Les ustensiles de cuisine

Nous prévoyons de faire un article plus spécifique sur la cuisine en voyage alors je ne m’étalerai pas ici… Mais nous sommes parti sur une gamelle allemande. Je trouve ça plus pratique que les gamelles anglaises car les allemandes ont un compartiment comme une casseroles. Pour chauffer, nous utilisons un réchaud à alcool. En plus d’être léger et compact, on évite les problèmes qu’on peut avoir avec un réchaud à gaz (incompatibilité entre certaines marques et encombrant) ou avec des esbit (gamelle caramélisée, nécessité de beaucoup de stock, beaucoup de déchet). Le gros avantage, c’est qu’on trouve de l’alcool à brûler partout dans le monde.

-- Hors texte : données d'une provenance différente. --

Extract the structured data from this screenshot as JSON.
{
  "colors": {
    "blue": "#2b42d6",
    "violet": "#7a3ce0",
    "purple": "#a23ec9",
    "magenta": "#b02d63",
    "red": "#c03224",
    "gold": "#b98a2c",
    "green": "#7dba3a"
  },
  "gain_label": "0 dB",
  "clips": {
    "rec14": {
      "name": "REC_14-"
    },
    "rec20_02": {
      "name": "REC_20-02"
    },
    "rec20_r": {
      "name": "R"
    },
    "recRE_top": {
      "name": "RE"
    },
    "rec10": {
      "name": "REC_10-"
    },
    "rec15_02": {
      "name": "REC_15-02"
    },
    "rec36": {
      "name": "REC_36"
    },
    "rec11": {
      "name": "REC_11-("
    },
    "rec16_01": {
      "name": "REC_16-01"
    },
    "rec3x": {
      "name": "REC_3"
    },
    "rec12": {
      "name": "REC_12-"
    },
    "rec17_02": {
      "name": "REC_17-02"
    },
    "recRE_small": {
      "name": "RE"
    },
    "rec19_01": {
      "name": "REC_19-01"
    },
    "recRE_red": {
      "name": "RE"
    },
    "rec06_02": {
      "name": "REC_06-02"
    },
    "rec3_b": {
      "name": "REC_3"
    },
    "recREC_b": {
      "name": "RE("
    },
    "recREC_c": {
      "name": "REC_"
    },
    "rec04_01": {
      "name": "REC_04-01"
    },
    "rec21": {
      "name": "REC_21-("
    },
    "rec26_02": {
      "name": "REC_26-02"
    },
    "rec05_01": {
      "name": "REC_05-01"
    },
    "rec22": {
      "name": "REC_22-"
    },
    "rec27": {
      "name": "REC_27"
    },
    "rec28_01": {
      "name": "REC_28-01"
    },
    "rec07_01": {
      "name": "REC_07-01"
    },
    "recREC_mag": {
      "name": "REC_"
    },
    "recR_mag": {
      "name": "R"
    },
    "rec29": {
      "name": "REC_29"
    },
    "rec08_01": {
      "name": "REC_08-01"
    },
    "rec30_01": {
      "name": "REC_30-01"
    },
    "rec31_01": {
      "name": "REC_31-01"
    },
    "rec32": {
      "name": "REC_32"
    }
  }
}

Préparation du repas lors d’un petit trip en province de Namur. Le réchaud est caché par le parevent.

J’aborderai les détails plus tard mais ce qui est vachement pratique à avoir du point de vue cuisine ce sont: une petite planche, un lèche-plat, une boite (style tuperware) par personne, une petite brosse de vaisselle et un petit pulvérisateur.


Voilà, je suis à la fin de ce loOong article ! J’espère qu’il vous a plu. N’hésitez pas à nous donner votre avis et/ou votre expérience. Si vous avez des questions sur le reste de notre matos, on s’est amusé à comparer plein de trucs en fonction de ce qu’on cherchait (les dernières recherches concernent les selles de vélos, les lampes frontales et les matelas de camping).